Washington Post: Top White House official in charge of pandemic response exits abruptly
By Lena H. Sun
May 10, 2018
Key Points:
- The top White House official responsible for leading the U.S. response in the event of a deadly pandemic has left the administration, and the global health security team he oversaw has been disbanded under a reorganization by national security adviser John Bolton.
- The abrupt departure of Rear Adm. Timothy Ziemer from the National Security Council means no senior administration official is now focused solely on global health security. Ziemer’s departure, along with the breakup of his team, comes at a time when many experts say the country is already underprepared for the increasing risks of a pandemic or bioterrorism attack.
- Pandemic preparedness and global health security are issues that require government-wide responses, experts say, as well as the leadership of a high-ranking official within the White House who is assigned only this role.
- The personnel changes, which Morrison and others characterize as a downgrading of global health security, are part of Bolton’s previously announced plans to streamline the NSC.
- His exit comes against the backdrop of other administration actions critics say have weakened health security preparedness, including dwindling financing for early preventive action against infectious disease threats abroad.
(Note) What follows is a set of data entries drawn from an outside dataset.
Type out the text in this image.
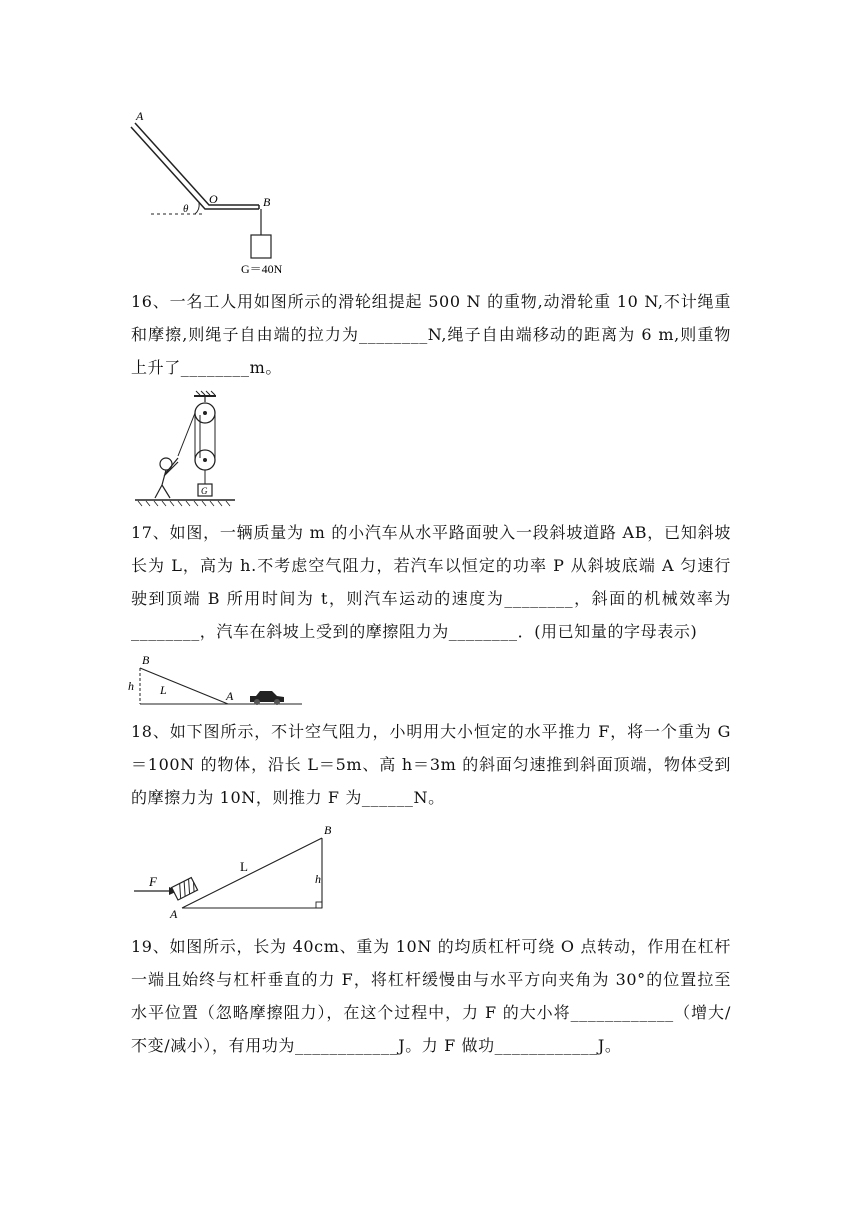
A
O	B
θ
G＝40N
16、一名工人用如图所示的滑轮组提起 500 N 的重物,动滑轮重 10 N,不计绳重和摩擦,则绳子自由端的拉力为________N,绳子自由端移动的距离为 6 m,则重物上升了________m。
G
17、如图，一辆质量为 m 的小汽车从水平路面驶入一段斜坡道路 AB，已知斜坡长为 L，高为 h.不考虑空气阻力，若汽车以恒定的功率 P 从斜坡底端 A 匀速行驶到顶端 B 所用时间为 t，则汽车运动的速度为________，斜面的机械效率为________，汽车在斜坡上受到的摩擦阻力为________．(用已知量的字母表示)
B
h L	A
18、如下图所示，不计空气阻力，小明用大小恒定的水平推力 F，将一个重为 G＝100N 的物体，沿长 L＝5m、高 h＝3m 的斜面匀速推到斜面顶端，物体受到的摩擦力为 10N，则推力 F 为______N。
F
L
B
h
A
19、如图所示，长为 40cm、重为 10N 的均质杠杆可绕 O 点转动，作用在杠杆一端且始终与杠杆垂直的力 F，将杠杆缓慢由与水平方向夹角为 30°的位置拉至水平位置（忽略摩擦阻力），在这个过程中，力 F 的大小将____________（增大/不变/减小），有用功为____________J。力 F 做功____________J。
- The White House proposal “is threatening to claw back funding whose precise purpose is to help the United States be able to respond quickly in the event of a crisis,” said Carolyn Reynolds, a vice president at PATH, a global health technology nonprofit.
- Collectively, warns Jeremy Konyndyk, who led foreign disaster assistance at the U.S. Agency for International Development during the Obama administration, “What this all adds up to is a potentially really concerning rollback of progress on U.S. health security preparedness.”
- The day before news of Ziemer’s exit became public, one of the officials on his team, Luciana Borio, director of medical and biodefense preparedness at the NSC, spoke at a symposium at Emory University to mark the 100th anniversary of the 1918 influenza pandemic. That event killed an estimated 50 million to 100 million people worldwide.
- “The threat of pandemic flu is the number one health security concern,” she told the audience. “Are we ready to respond? I fear the answer is no.”